Morning Briefing
The US-Israel war on Iran is metastasizing fast — the Houthis have fired their first missile at Israel, a US naval group with 3,500 Marines has entered the CENTCOM region, and markets have gone into full panic mode. This isn't a regional skirmish anymore; it's a widening conflict with real supply chain consequences hitting Australians at the bowser right now.
What Matters Today
- Iran war escalates on multiple fronts: Yemen's Houthis launched their first missile strike at Israel since the US-Israel conflict began, and the US is potentially deploying up to 17,000 troops near Iran. The Strait of Hormuz is effectively in play — Thailand has had to separately negotiate passage rights, which tells you everything about how disrupted global shipping lanes are. Guardian AU
- Australia's fuel crisis is now a policy emergency: The Albanese government has invoked new fuel security powers to underwrite emergency shipments, while stopping short of rationing. Victoria is offering free public transport for a month to ease demand. Regional Australians are watching diesel prices climb daily — this is the Iran war hitting your hip pocket directly. SBS News
- US government shutdown drags on: House Republicans rejected the Senate's stopgap deal, meaning airport security staff still aren't being paid — over a month now — causing real travel chaos. With Washington's attention split between Iran and a domestic budget standoff, nothing is getting resolved. BBC World
- Finland to audit NATO weapon deliveries via the US: Finland wants to verify whether the US has actually been passing through weapons purchased for Ukraine. It's a diplomatic gut-punch — a NATO ally formally questioning whether Washington can be trusted to follow through on alliance commitments. r/worldnews
- Kash Patel email hack fallout turns menacing: The cyber group that hacked Trump's FBI director has issued a $50M bounty threat on both Trump and Netanyahu. It's escalatory and attention-grabbing, but the timing — mid-war — makes it a serious national security noise event regardless of credibility. r/worldnews
- UK medicine shortages looming: Experts warn the UK is weeks away from shortages of everything from painkillers to cancer treatments if the Iran conflict continues disrupting supply chains. Australia faces similar exposure — worth watching as a leading indicator for what hits our shelves next. Guardian AU
- SoftBank borrows $40B to fund its $30B OpenAI commitment: Read that again. SoftBank has taken on more debt than the actual investment size to cover its OpenAI pledge. The AI investment bubble is being stress-tested in real time against a collapsing global market backdrop. r/technology
Markets
Everything is getting smashed — ASX 200 down 7.4%, S&P 500 down 7.4%, Nikkei down a brutal 9.3%. The Iran war and its Hormuz supply chain implications are the primary driver, compounded by the ongoing US government shutdown and no clear diplomatic off-ramp in sight. The AUD has taken a 3.2% hit against USD to 0.687, reflecting both global risk-off sentiment and Australia's specific fuel import vulnerability. Gold, bizarrely, is down 13.5% — likely forced liquidation as funds cover margin calls elsewhere. Bitcoin is holding remarkably steady at $66.9K while Ethereum is actually up 2.9%, suggesting crypto is attracting some safe-haven flows from people who've given up on traditional assets today.
Worth a Read
- Parents of Iranian school bombing victims speak out: Guardian AU's exclusive report from families of children killed when a US missile hit a school in Tehran on 28 February is essential reading for understanding what this war looks like from the other side. Harrowing and important context as Western media covers troop deployments.
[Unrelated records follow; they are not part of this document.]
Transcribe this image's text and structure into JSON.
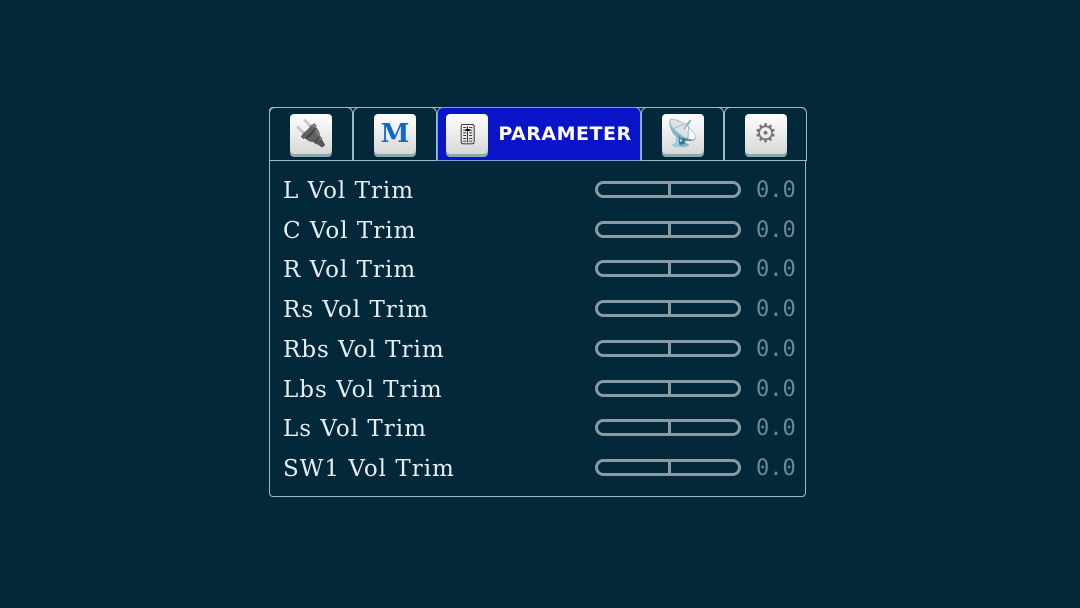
{
  "tabs": [
    {
      "icon": "hdmi-cable-icon",
      "label": ""
    },
    {
      "icon": "m-letter-icon",
      "label": "",
      "glyph": "M"
    },
    {
      "icon": "mixer-faders-icon",
      "label": "PARAMETER",
      "active": true
    },
    {
      "icon": "satellite-dish-icon",
      "label": ""
    },
    {
      "icon": "gears-icon",
      "label": ""
    }
  ],
  "rows": [
    {
      "label": "L Vol Trim",
      "value": "0.0",
      "level": 0.5
    },
    {
      "label": "C Vol Trim",
      "value": "0.0",
      "level": 0.5
    },
    {
      "label": "R Vol Trim",
      "value": "0.0",
      "level": 0.5
    },
    {
      "label": "Rs Vol Trim",
      "value": "0.0",
      "level": 0.5
    },
    {
      "label": "Rbs Vol Trim",
      "value": "0.0",
      "level": 0.5
    },
    {
      "label": "Lbs Vol Trim",
      "value": "0.0",
      "level": 0.5
    },
    {
      "label": "Ls Vol Trim",
      "value": "0.0",
      "level": 0.5
    },
    {
      "label": "SW1 Vol Trim",
      "value": "0.0",
      "level": 0.5
    }
  ],
  "colors": {
    "background": "#03283a",
    "active_tab": "#0a14c8"
  }
}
- China's scientific rise: This r/technology thread on China's research output acceleration has 700+ comments worth skimming — the core argument is that the US is pulling funding from science at exactly the wrong moment historically. Very relevant for Australian tech policy thinking.
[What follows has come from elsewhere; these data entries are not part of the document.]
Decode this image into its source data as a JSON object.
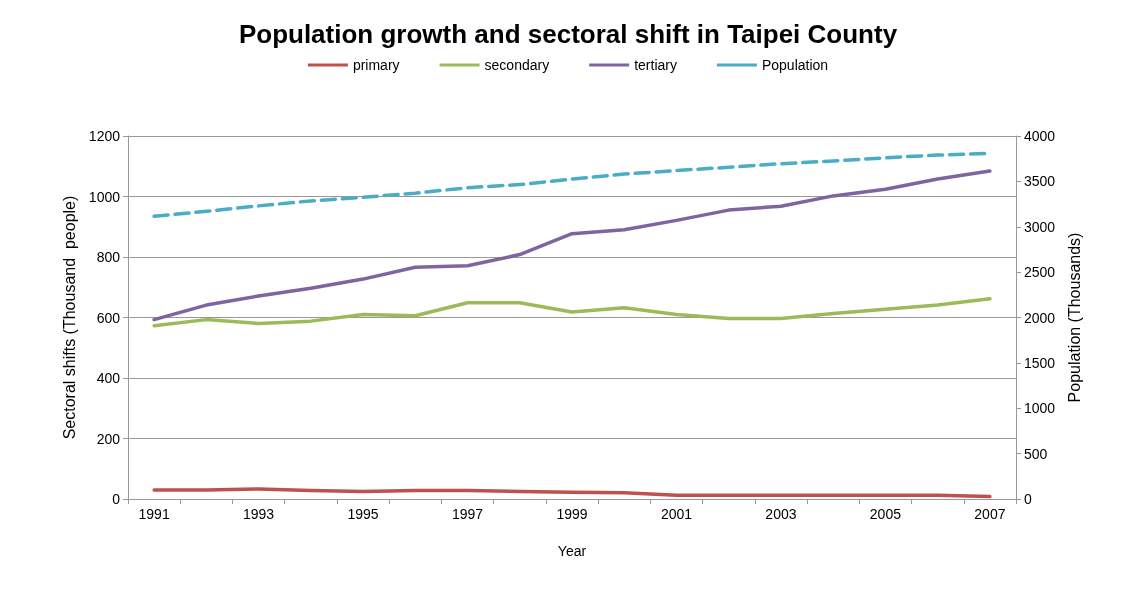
{
  "chart_data": {
    "type": "line",
    "title": "Population growth and sectoral shift in Taipei County",
    "xlabel": "Year",
    "ylabel": "Sectoral shifts (Thousand  people)",
    "y2label": "Population (Thousands)",
    "categories": [
      "1991",
      null,
      "1993",
      null,
      "1995",
      null,
      "1997",
      null,
      "1999",
      null,
      "2001",
      null,
      "2003",
      null,
      "2005",
      null,
      "2007"
    ],
    "series": [
      {
        "name": "primary",
        "color": "#c0504d",
        "values": [
          30,
          30,
          33,
          28,
          25,
          28,
          28,
          25,
          22,
          21,
          12,
          12,
          12,
          12,
          12,
          12,
          8
        ]
      },
      {
        "name": "secondary",
        "color": "#9bbb59",
        "values": [
          573,
          593,
          580,
          588,
          610,
          606,
          649,
          649,
          618,
          632,
          610,
          597,
          597,
          613,
          627,
          641,
          662
        ]
      },
      {
        "name": "tertiary",
        "color": "#8064a2",
        "values": [
          593,
          641,
          671,
          697,
          727,
          766,
          771,
          808,
          877,
          890,
          921,
          955,
          968,
          1002,
          1024,
          1058,
          1084
        ]
      },
      {
        "name": "Population",
        "color": "#4bacc6",
        "axis": "y2",
        "line_style": "dashed",
        "values": [
          3116,
          3170,
          3230,
          3285,
          3325,
          3370,
          3430,
          3465,
          3525,
          3580,
          3620,
          3655,
          3695,
          3725,
          3760,
          3790,
          3810
        ]
      }
    ],
    "ylim": [
      0,
      1200
    ],
    "yticks": [
      0,
      200,
      400,
      600,
      800,
      1000,
      1200
    ],
    "y2lim": [
      0,
      4000
    ],
    "y2ticks": [
      0,
      500,
      1000,
      1500,
      2000,
      2500,
      3000,
      3500,
      4000
    ],
    "grid": "y",
    "legend": "top",
    "marker": "none"
  }
}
- The Milgram experiments were faker than we thought: Audio tapes have surfaced showing widespread rule-breaking in the famous obedience experiments — researchers essentially coerced participants beyond the official protocol. One of psychology's most cited studies just got significantly more complicated.
- r/stocks: "The hurricane is on its way": 560+ comment thread from before today's open that now reads as prophetic. Worth reading the top comments for retail investor sentiment — a useful real-time gauge of whether panic selling has further to run.